🤖 AI Summary
This study addresses the high cost of manually authoring and maintaining page objects in web end-to-end testing, a challenge exacerbated by the limited practicality of existing automation approaches. It presents the first systematic evaluation of large language models—specifically GPT-4o and DeepSeek Coder—for automatically generating page objects by leveraging both webpage structure and benchmark test data to guide the generation process. Experimental results demonstrate that the generated page objects are syntactically correct and functionally usable, achieving accuracy rates between 32.6% and 54.0%, with element identification rates consistently exceeding 70%. These findings validate the potential of large language models to enhance test maintainability and scalability, offering empirical evidence and practical guidance for integrating LLMs into real-world testing workflows.
📝 Abstract
Page Objects (POs) are a widely adopted design pattern for improving the maintainability and scalability of automated end-to-end web tests.

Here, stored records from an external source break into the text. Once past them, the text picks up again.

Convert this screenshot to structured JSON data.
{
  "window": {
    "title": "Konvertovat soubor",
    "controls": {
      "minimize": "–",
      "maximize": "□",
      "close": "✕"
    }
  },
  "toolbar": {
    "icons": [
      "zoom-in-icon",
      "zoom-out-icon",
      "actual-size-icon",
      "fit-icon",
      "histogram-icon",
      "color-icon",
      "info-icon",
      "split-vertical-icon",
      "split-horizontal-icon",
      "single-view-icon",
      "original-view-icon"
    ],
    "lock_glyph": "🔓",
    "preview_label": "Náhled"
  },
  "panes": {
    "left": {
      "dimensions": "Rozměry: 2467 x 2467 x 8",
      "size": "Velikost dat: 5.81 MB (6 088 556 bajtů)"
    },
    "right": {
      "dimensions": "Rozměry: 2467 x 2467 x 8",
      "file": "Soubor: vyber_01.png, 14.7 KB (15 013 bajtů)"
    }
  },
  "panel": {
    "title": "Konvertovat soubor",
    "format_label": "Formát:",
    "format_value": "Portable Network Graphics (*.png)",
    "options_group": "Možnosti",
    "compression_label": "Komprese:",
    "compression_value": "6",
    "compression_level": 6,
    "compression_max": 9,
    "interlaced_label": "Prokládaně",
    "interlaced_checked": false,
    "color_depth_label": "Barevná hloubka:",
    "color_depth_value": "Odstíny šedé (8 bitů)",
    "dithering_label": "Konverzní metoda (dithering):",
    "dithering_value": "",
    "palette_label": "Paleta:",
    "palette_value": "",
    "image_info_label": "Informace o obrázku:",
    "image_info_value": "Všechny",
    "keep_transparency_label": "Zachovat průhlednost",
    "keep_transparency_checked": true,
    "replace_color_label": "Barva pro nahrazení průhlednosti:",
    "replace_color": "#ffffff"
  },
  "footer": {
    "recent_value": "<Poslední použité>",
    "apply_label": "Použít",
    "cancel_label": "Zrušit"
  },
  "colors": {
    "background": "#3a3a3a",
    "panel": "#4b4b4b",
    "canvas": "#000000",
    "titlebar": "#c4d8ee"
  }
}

However, creating and maintaining POs is still largely a manual, labor-intensive activity, while automated solutions have seen limited practical adoption. In this context, the potential of Large Language Models (LLMs) for these tasks has remained largely unexplored. This paper presents an empirical study on the feasibility of using LLMs, specifically GPT-4o and DeepSeek Coder, to automatically generate POs for web testing. We evaluate the generated artifacts on an existing benchmark of five web applications for which manually written POs are available (the ground truth), focusing on accuracy (i.e., the proportion of ground truth elements correctly identified) and element recognition rate (i.e., the proportion of ground truth elements correctly identified or marked for modification). Our results show that LLMs can generate syntactically correct and functionally useful POs with accuracy values ranging from 32.6% to 54.0% and element recognition rate exceeding 70% in most cases. Our study contributes the first systematic evaluation of LLMs strengths and open challenges for automated PO generation, and provides directions for further research on integrating LLMs into practical testing workflows.